Scientists To Sequester T-Rex Tissue On Komodo Island

Aside from the usual, solitary scientific doldrums,
scientists will be able to break from the monotonous
task of sequestering T. Rex soft tissue to study the
affable Varanus Komodoensis

Indonesia--Scientists who have isolated a "flexible, filament material" from the bone of a Montana T. Rex excavation are taking no chances whatsoever, when it comes to genetic temptations.

"Because we live in a time when the overwhelming desire to tamper with forces beyond our clinical control is so strong, we will enact intractable safeguards at the outset" said Dr. Mary Schweitzer of North Carolina Sate University.

Schweitzer says that, while simple clinical isolation would be "acceptable protocol," it falls short in terms of societal proximity.

“We are making arrangements even now, for the erection of a laboratory somewhere in the Indonesian Islands,” she said. “Komodo Island seems to be the most conciliatory in terms of climate, coastal access, plus a preponderance of frogs with androgynous DNA.”

Schweitzer says they are excited to
finally unravel "what makes these
lizards tick" while isolating bloody
T. Rex cartilage

Scientists also agree that a proliferate supply of “understudied” lizards with 61 noxious salivary toxins provides a nice peripheral justification for the move.

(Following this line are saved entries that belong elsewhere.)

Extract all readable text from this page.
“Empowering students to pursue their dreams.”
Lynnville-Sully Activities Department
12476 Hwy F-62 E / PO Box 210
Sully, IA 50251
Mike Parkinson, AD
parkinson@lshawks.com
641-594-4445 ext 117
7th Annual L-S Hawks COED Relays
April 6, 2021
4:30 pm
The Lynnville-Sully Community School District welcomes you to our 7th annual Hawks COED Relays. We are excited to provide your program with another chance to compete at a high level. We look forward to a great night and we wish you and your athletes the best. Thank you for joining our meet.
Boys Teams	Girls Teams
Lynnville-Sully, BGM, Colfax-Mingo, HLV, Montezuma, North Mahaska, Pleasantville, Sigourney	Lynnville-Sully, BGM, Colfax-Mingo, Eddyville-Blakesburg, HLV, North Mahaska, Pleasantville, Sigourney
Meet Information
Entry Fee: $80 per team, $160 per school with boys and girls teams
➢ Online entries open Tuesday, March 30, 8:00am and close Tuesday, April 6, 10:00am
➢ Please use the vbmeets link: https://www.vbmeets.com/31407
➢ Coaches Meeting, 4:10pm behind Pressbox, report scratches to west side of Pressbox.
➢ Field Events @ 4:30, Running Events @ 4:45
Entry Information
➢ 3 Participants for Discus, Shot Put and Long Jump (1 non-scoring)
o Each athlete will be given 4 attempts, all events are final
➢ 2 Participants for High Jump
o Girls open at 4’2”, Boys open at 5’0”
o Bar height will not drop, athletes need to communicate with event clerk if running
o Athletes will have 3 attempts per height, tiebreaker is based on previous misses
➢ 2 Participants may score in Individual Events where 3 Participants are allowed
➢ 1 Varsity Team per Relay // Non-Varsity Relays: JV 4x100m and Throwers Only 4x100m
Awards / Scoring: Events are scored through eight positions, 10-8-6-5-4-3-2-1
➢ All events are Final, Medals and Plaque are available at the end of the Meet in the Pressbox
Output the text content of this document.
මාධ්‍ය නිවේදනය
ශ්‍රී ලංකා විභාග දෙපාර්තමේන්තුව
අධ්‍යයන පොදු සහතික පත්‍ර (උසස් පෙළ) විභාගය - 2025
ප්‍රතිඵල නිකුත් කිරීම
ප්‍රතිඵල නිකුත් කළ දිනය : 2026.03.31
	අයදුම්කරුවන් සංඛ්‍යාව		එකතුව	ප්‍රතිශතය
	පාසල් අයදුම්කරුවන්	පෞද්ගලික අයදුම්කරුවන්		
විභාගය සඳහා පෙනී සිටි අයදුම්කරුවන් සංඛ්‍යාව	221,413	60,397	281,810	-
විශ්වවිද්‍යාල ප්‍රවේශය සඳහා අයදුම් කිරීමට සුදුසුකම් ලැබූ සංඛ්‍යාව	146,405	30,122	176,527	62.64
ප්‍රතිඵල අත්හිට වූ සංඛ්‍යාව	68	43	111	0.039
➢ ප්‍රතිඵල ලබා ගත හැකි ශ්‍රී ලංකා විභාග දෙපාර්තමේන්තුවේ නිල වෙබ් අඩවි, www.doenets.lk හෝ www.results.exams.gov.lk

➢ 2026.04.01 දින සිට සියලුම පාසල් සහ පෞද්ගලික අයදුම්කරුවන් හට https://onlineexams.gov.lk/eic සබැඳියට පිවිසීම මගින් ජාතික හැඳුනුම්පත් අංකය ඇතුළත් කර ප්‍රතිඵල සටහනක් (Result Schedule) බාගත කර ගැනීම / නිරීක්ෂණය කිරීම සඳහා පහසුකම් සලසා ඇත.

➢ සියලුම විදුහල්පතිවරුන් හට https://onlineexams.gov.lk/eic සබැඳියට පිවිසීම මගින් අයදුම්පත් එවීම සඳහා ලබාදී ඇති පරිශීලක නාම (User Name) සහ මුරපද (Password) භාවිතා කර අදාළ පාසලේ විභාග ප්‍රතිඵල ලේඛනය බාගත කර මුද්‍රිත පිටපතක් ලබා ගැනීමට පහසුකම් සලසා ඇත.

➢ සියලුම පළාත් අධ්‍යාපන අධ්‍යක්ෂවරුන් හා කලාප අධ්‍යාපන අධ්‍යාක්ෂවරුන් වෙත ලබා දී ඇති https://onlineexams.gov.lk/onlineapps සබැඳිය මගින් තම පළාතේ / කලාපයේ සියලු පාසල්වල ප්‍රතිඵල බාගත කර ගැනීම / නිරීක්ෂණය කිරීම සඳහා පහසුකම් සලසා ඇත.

"They grow to nine feet long, 200 pounds, live twenty years and can run 20 miles an hour," said one scientist. "They are solitary creatures, good swimmers, and have the eyesight of an eagle. We'd like to get into the psyche of the only living prehistoric carnivore while we have he chance."

Schweitzer says that "nay sayers" are attempted to circumvent their plans by citing the ability of the indigeounous creatures to ambush unwitting victims, subject them to fatal infection with one bite, and track an injured specimen for miles.

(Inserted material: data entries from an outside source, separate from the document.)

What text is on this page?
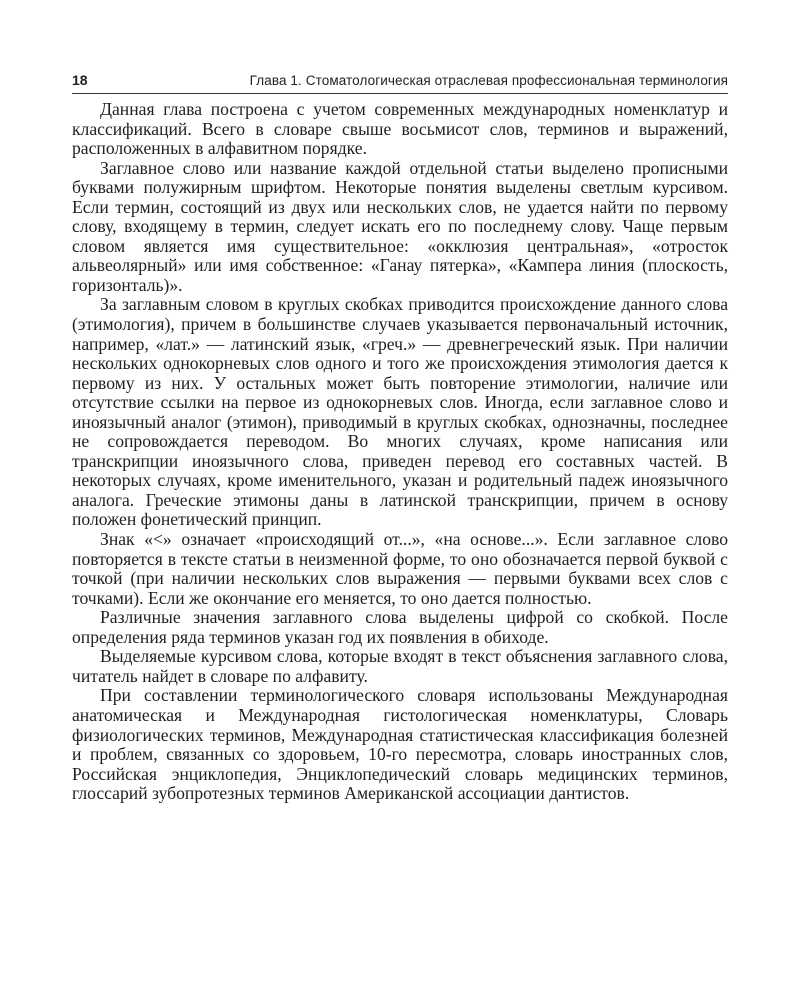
18	Глава 1. Стоматологическая отраслевая профессиональная терминология

Данная глава построена с учетом современных международных номенклатур и классификаций. Всего в словаре свыше восьмисот слов, терминов и выражений, расположенных в алфавитном порядке.

Заглавное слово или название каждой отдельной статьи выделено прописными буквами полужирным шрифтом. Некоторые понятия выделены светлым курсивом. Если термин, состоящий из двух или нескольких слов, не удается найти по первому слову, входящему в термин, следует искать его по последнему слову. Чаще первым словом является имя существительное: «окклюзия центральная», «отросток альвеолярный» или имя собственное: «Ганау пятерка», «Кампера линия (плоскость, горизонталь)».

За заглавным словом в круглых скобках приводится происхождение данного слова (этимология), причем в большинстве случаев указывается первоначальный источник, например, «лат.» — латинский язык, «греч.» — древнегреческий язык. При наличии нескольких однокорневых слов одного и того же происхождения этимология дается к первому из них. У остальных может быть повторение этимологии, наличие или отсутствие ссылки на первое из однокорневых слов. Иногда, если заглавное слово и иноязычный аналог (этимон), приводимый в круглых скобках, однозначны, последнее не сопровождается переводом. Во многих случаях, кроме написания или транскрипции иноязычного слова, приведен перевод его составных частей. В некоторых случаях, кроме именительного, указан и родительный падеж иноязычного аналога. Греческие этимоны даны в латинской транскрипции, причем в основу положен фонетический принцип.

Знак «<» означает «происходящий от...», «на основе...». Если заглавное слово повторяется в тексте статьи в неизменной форме, то оно обозначается первой буквой с точкой (при наличии нескольких слов выражения — первыми буквами всех слов с точками). Если же окончание его меняется, то оно дается полностью.

Различные значения заглавного слова выделены цифрой со скобкой. После определения ряда терминов указан год их появления в обиходе.

Выделяемые курсивом слова, которые входят в текст объяснения заглавного слова, читатель найдет в словаре по алфавиту.

При составлении терминологического словаря использованы Международная анатомическая и Международная гистологическая номенклатуры, Словарь физиологических терминов, Международная статистическая классификация болезней и проблем, связанных со здоровьем, 10-го пересмотра, словарь иностранных слов, Российская энциклопедия, Энциклопедический словарь медицинских терминов, глоссарий зубопротезных терминов Американской ассоциации дантистов.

"It will only be us scientists, and my two grand children," she said.

NCSU scientists said that, while the theoretical premise for this move is simple, that budgetary issues are extraordinary.

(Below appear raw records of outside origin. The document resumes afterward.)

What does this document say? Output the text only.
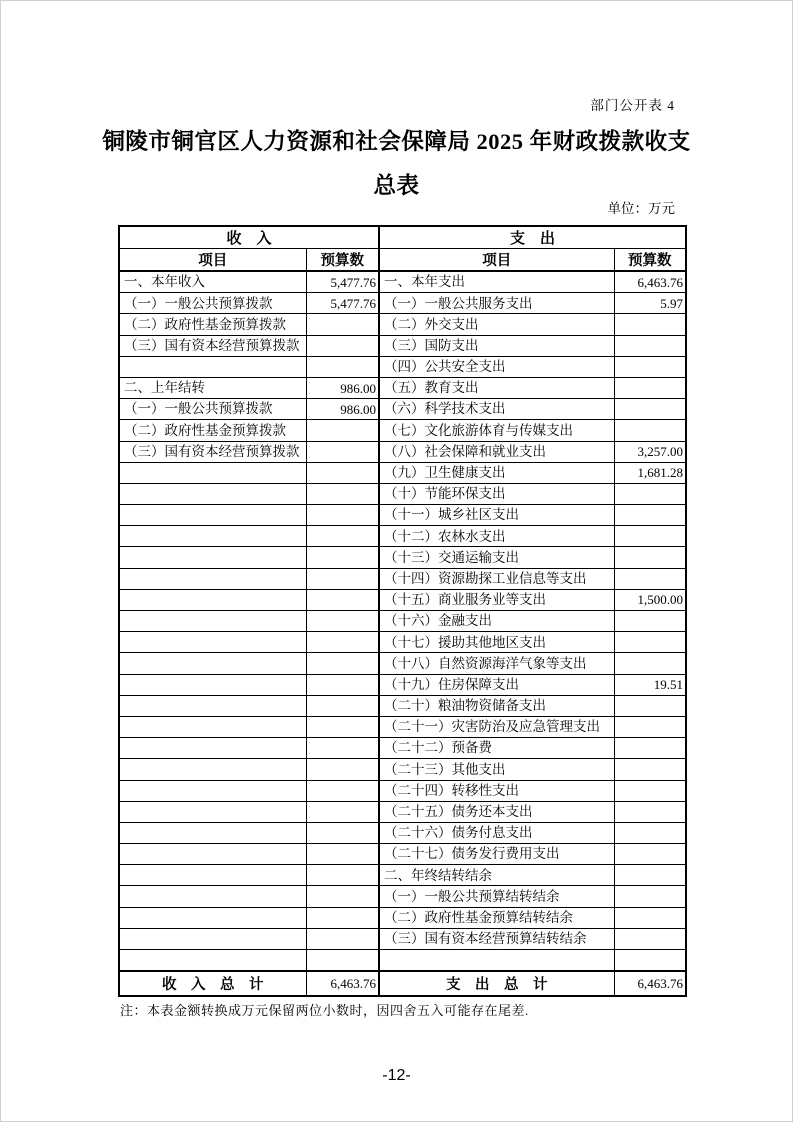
部门公开表 4
铜陵市铜官区人力资源和社会保障局 2025 年财政拨款收支
总表
单位：万元
收　入		支　出	
项目	预算数	项目	预算数
一、本年收入	5,477.76	一、本年支出	6,463.76
（一）一般公共预算拨款	5,477.76	（一）一般公共服务支出	5.97
（二）政府性基金预算拨款		（二）外交支出	
（三）国有资本经营预算拨款		（三）国防支出	
		（四）公共安全支出	
二、上年结转	986.00	（五）教育支出	
（一）一般公共预算拨款	986.00	（六）科学技术支出	
（二）政府性基金预算拨款		（七）文化旅游体育与传媒支出	
（三）国有资本经营预算拨款		（八）社会保障和就业支出	3,257.00
		（九）卫生健康支出	1,681.28
		（十）节能环保支出	
		（十一）城乡社区支出	
		（十二）农林水支出	
		（十三）交通运输支出	
		（十四）资源勘探工业信息等支出	
		（十五）商业服务业等支出	1,500.00
		（十六）金融支出	
		（十七）援助其他地区支出	
		（十八）自然资源海洋气象等支出	
		（十九）住房保障支出	19.51
		（二十）粮油物资储备支出	
		（二十一）灾害防治及应急管理支出	
		（二十二）预备费	
		（二十三）其他支出	
		（二十四）转移性支出	
		（二十五）债务还本支出	
		（二十六）债务付息支出	
		（二十七）债务发行费用支出	
		二、年终结转结余	
		（一）一般公共预算结转结余	
		（二）政府性基金预算结转结余	
		（三）国有资本经营预算结转结余	

收　入　总　计	6,463.76	支　出　总　计	6,463.76
注：本表金额转换成万元保留两位小数时，因四舍五入可能存在尾差.
-12-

“First there is the laboratory itself,” said one assistant to Schweitzer. “After that you have the brightly painted SUV’s with coordinating logos, the 30 foot security fences, and the closed circuit monitoring.”

Schweitzer also says that eventual tours of the park are foreseeable.

“We have already booked an exclusive tour of the island,” she said. “With a leading paleontologist, his paleobotanist love interest, and a wise-cracking mathematician who makes uncouth remarks about the size and scope of dung, although we were interested in him because of his magnum opus on chaos theory.”

Schweitzer says, “no expense will be spared” to assure genetic responsibility.